BrainVoyager uses the NIfTI header cal_min and cal_max fields to store the minimum and maximum threshold of the saved map (see screenshot above). Other relevant values are stored in the description (text) field, including the "Map in [referemce space] space" substring, the "cl: [flag] [value]" substring, the "nv: [value]" substring and the "name: [text]" substring. The first substring informs a user of the file about the reference space as originally assigned by BrainVoyager. For MNI-152 and Talairach space, this matches the space coded in the sform_code field in the NIfTI header. BrainVoyager's ACPC as well as Native reference space are coded as "Aligned" in the NIfTI header. The "cl" substring stores a flag that specifies whether the volume map uses a cluster threshold (value: "1") or not (value "0") followed by the cluster threshold value (number of connected map voxels). The "nv" field stores the number of map voxels with a value unequal 0.0. This number is usually less than the full number of voxels of the map "cube" and is used e.g. for FDR and Bonferroni correction. The "name" field stores the map name, which might be truncated in case that the string extends beyond the limits of the description header field (80 characters). In case that a non-default overlay look-up table (OLT) is used for the saved volume map, the OLT file name is stored in the aux_file field (see screenshot above) of the NIfTI header (truncated in case the OLT file name extends beyond the maximum of 24 characters).

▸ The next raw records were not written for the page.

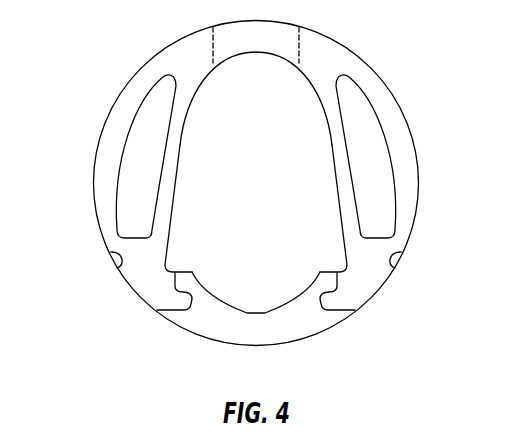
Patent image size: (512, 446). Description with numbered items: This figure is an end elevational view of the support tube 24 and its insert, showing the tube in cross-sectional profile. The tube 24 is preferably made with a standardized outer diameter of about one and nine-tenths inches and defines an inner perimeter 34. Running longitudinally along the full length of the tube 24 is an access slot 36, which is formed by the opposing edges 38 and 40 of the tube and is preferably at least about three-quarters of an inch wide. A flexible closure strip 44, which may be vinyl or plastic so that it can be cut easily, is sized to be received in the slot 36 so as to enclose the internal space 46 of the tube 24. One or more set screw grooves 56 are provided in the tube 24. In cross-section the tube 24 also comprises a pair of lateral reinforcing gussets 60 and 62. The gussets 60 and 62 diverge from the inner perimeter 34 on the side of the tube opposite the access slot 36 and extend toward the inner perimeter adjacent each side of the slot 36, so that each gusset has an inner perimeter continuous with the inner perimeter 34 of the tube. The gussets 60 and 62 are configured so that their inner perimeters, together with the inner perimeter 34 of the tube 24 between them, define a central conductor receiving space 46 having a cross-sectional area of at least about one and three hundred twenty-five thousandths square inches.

The support tube 24 is at (278, 200).
The inner perimeter 34 is at (255, 54).
The access slot 36 is at (255, 310).
The opposing edge 38 is at (188, 306).
The opposing edge 40 is at (323, 306).
The flexible closure strip 44 is at (290, 344).
The internal space 46 is at (256, 170).
The set screw groove 56 is at (113, 260).
The lateral reinforcing gusset 60 is at (350, 163).
The lateral reinforcing gusset 62 is at (162, 163).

Loading a NIfTI Volume Map

When a NIfTI volume map file is loaded from the Volume Maps dialog, it is checked whether the reference space of the 3D map file fits to the reference space of the hosting VMR. It is also checked whether the volume map contains real (float or double) values, other values are currently not accepted. Then the description text string of the NIfTI header is analyzed in order to check whether the map was created by BrainVoyager, i.e. whether the text starts with the "BV " substring. If this is the case, the transformation matrix stored in the srow fields is analyzed to check whether it is a scale/translation matrix without rotation. In this case the scale values are extracted and if they are integral multiples (1, 2, 3) with respect to the hosting VMR, the map is treated like a standard BrainVoyager volume map, i.e. the map is shifted to the appropriate position within the normalized reference space using the translation values in the 4th column of the transformation matrix without resampling the map values. In case the data comes from external software, the transformation matrix is applied as is including potential rotations and scales. Also in case that a BrainVoyager stored NIfTI volume map can not be loaded as is, e.g. when the hosting VMR resolution is not the same as when saving the data, the volume map is treated in the most general way including resampling the data.

In case that the volume map is identified as stored by BrainVoyager, some values stored in the header (see above) are interpreted in a specific way. In order to re-threshold the map in the same way as it was thresholded when saving the map as a NIfTI file, BrainVoyager extracts the threshold from the cal_min field of the NIfTI header. The upper "threshold" (usually not used to exclude values but to map the upper boundary of the color range of the overlay look-up table to the data values) is extracted from the cal_max value. In case that the aux_file text field contains a string ending with ".olt", it is interpreted as a standard overlay look-up table file that is loaded (if present) from the MapLUT folder, which is located in the BrainVoyager installation folder. If no OLT file is found in the aux_file text field, the default volume map look-up table is used.

Note. BrainVoyager uses the (positive) map threshold value for both positive and negative map values. Other software reading NIfTI files might interpret the stored cal_min and cal_max values as a filter, i.e. only positive values in the respective value range might be shown. In that case, the range/threshold values in other software should be adjusted, e.g. to also include negative values.